To rescue the neighborhood, start with the school.
The neighborhood: Murphy Homes, the West Baltimore housing project long beset by a seemingly endless cycle of drugs, violence, poverty and despair.
The school: George Street Elementary, or what used to be George Street Elementary, that is. Yesterday, it became the George Street Academy of Mathematics and Science.
It is not a little bit ironic -- and certainly no coincidence -- that the Baltimore school system chose one of the poorest schools in one of the poorest communities to become its only elementary school-level academy.
The school's estimated 400 students will get heavy doses of math, science and technology in classrooms full of computers, talking machines, educational games and all manner of modern-day gadgetry meant to hold the interest of fidgety children. The idea is to reach these children, to get them so excited about school that they can't wait to get there every morning.
Otherwise, in a few years, says Principal Barbara Hill, there's a good chance they'll end up toting guns and selling drugs on the streets that buzzed yesterday afternoon with the commerce of illicit capitalism and the admonitions of a preacher delivering his sermon through a portable amplifier.
"What we hope to teach them is that with all they face -- all the violence, the unemployment, the drugs -- we want them to make more of their lives," Mrs. Hill said.
"What we tell them is that if you want to break free of this, if you want better, there's only one way. And that's to get a good education."
All of the young students live in the Murphy Homes area, most of them in the project itself.
The academy grew out of a partnership that includes the city school system, the Apple and IBM computer firms, the Baltimore Gas and Electric Co., Morgan State University, Coppin State College, the Housing Authority of Baltimore City and the Murphy Homes tenant council.
The computer companies provide training to students and teachers, using software that accompanies the school's 80 computers.
Coppin and Morgan train teachers in new ways to reach the children. BG&E; has provided materials and done renovations and repairs. The Housing Authority and the tenant council plan to work with the school to forge more community-school efforts, like the fledgling sewing business that residents operate from the school.
For a few dozen first-graders yesterday, education meant toying with a computer to bring giraffes and rabbits and orangutans and elephants to life on a screen.
The children listened to the creatures moving across the screen and read texts on their eating habits and the climates in which they thrive.
"I want to hear the elephant, I want to hear the elephant!" said 6-year-old Alicia Washington. She did.
"This'll help the neighborhood," she said, checking out the array of computers. "We'll get jobs now because a lot of jobs have computers, and if you don't know how to work a computer, you can't get one."
One day, after she's finished school, Alicia said, she'll move from this neighborhood. She hopes never to see the empty vials that once contained drugs or hear the nightly gunfire or see the crowds gathered on street corners. "It distracts me. It scares me," Alicia said, "because it may be some of my family that's getting shot down there."
Her uncle was shot to death; her grandfather was found dead in a bathtub of cold water. She's not sure about her father. She's never seen him. "I don't have a daddy," she said, "but I have Jesus."

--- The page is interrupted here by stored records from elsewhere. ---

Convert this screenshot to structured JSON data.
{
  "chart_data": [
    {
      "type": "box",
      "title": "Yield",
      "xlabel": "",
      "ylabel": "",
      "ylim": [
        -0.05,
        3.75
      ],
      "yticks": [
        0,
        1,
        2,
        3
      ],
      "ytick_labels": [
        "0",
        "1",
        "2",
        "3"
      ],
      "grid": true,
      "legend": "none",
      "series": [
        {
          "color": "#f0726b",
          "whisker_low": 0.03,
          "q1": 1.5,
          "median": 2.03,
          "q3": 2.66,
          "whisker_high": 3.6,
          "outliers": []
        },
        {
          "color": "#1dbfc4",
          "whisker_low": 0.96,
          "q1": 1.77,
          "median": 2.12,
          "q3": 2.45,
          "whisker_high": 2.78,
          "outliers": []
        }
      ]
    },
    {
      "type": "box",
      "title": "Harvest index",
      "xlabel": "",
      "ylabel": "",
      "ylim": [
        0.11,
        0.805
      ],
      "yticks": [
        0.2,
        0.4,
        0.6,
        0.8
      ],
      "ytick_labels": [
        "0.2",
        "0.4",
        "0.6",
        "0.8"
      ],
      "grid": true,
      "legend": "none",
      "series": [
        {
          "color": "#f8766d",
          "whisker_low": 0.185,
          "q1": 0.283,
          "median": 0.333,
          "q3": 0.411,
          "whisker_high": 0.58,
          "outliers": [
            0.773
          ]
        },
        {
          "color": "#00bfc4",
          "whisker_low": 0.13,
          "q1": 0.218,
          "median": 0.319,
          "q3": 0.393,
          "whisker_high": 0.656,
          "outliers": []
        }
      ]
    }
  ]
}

It's a familiar story in this neighborhood where single-parent households are the norm and the jobless outnumber the employed.
Too many people expect more of the same from the next generation and the next, said Gareth Brown, a staff specialist with the school system's compensatory education program who helped lead the transformation of the George Street school.
"Others tend to discount the potential of children located in this neighborhood because of its proximity to the Murphy Homes," Mr. Brown said. "If we can offer an alternative to that lifestyle, if we can somehow reach them, raise their expectations, if you give them something in life to work for, hopefully they can bypass all that. We don't dwell on all the problems outside, but we know we have to work harder to save them in this neighborhood."
Superintendent Walter G. Amprey, who visited the school yesterday, put it a little differently.
"We have to do everything we can to help these kids in this community," he said. "There are so many ways they have self-esteem chipped away that we have to try hard to balance the scales."